Hope you all the best and happy reefing,
-Z
 
I just called the LFS that I'll be buying my next fish from and she told me that they are very strict with keeping their salinity at 1.024 on all tanks.

Then I would set your QT to that salinity BUT I would still def. double check with your instrument. Either yours or theirs could possibly be off. Even if yours is off it will be able to tell you how close the salinity levels are, being even is more important then the actual level (within reason).
 
When i get a new fish I take my refractometer (that i know is calibrated correctly with 35 ppt solution), up to the LFS and have them put a few drips on it so i can see how they measure up to each other. (the different lighting can make a slight difference but it is negligible and you can always double check when you get home) if the salinity is within .001 or .002 I just float the bag 20 min and let them in, if it is out of range, then i adjust my salinity of the QT first, this way I don't have to drip acclimate.
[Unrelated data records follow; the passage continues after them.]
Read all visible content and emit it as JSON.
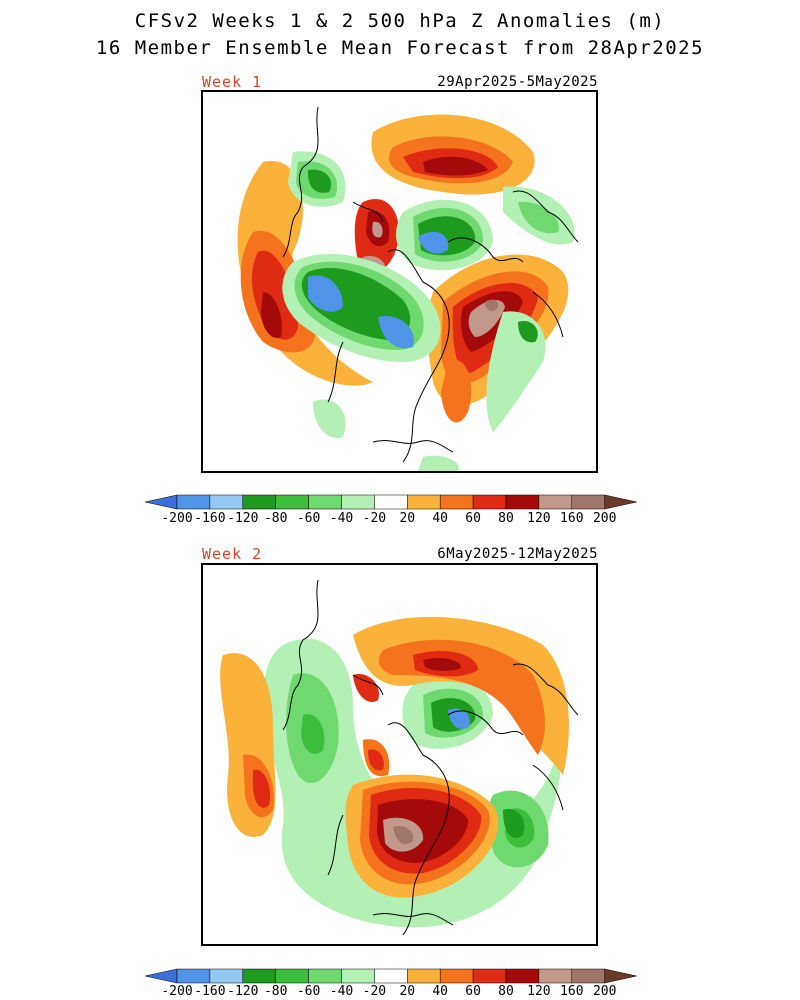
{
  "header": {
    "title_line1": "CFSv2 Weeks 1 & 2 500 hPa Z Anomalies (m)",
    "title_line2": "16 Member Ensemble Mean Forecast from 28Apr2025"
  },
  "panels": [
    {
      "label": "Week 1",
      "date_range": "29Apr2025-5May2025"
    },
    {
      "label": "Week 2",
      "date_range": "6May2025-12May2025"
    }
  ],
  "colorbar": {
    "levels": [
      "-200",
      "-160",
      "-120",
      "-80",
      "-60",
      "-40",
      "-20",
      "20",
      "40",
      "60",
      "80",
      "120",
      "160",
      "200"
    ],
    "colors": [
      "#3a6fd8",
      "#4f94e6",
      "#93c9f2",
      "#1e9a1e",
      "#3cbe3c",
      "#6fd86f",
      "#b3f0b3",
      "#ffffff",
      "#fbb23b",
      "#f5731d",
      "#df2a14",
      "#a50a0a",
      "#c3988c",
      "#a0766b",
      "#6b3a2a"
    ],
    "units": "m"
  },
  "colors": {
    "label_accent": "#d8442c"
  }
}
FWIW, I have a 30 gallon QT and all i use for airration (however you spell it :wildone: ) is my fluval C4 HoB filter. I just keep my water level slightly lower than full so it creates some extra bubbles and movement from the water falling into the tank ( I actually had a koralia 850 at first but found it to be too much for the small tank for small fish)

Good luck, just got to check that salinity. It is by far the most important paramater to get close to matching up when getting a new fish, with temp. distantly behind. Props for QT'ing tho.

If you do have to drip do a quicker drip (almost rolling drip for no more than 30 min. or so, other wise you can run into temp dropping and ammonia probs.)

Hope you all the best and happy reefing,
-Z

That is all very helpful, thank you so much for replying. I went ahead and ordered a 240 gph koralia just to make sure I don't have any dead spots in the water. I'm gonna drop my QT salinity to 1.024, that way when I decide to move to my DT, it'll only be going up .001. Think any of that will cause a problem?
 
I keep my QT at about 1.020 when bringin in a fish from the LFS. Then drip acclimate them from 1.015 to the QT. Then through tank transfer method and evaporation I slowly bring it up to 1.025 over the month of QTing the fish before it goes into the DT.

That actually makes no sense to me. If your going to reduce the salinity of your QT, just drop it all the way down to that of the incoming water. OK, drip acclimation is not as problematic with a locally sourced fish as it is with one that has come a long way, but just a quick 15 minute float is always better. Been doing my QT this way for over a decade.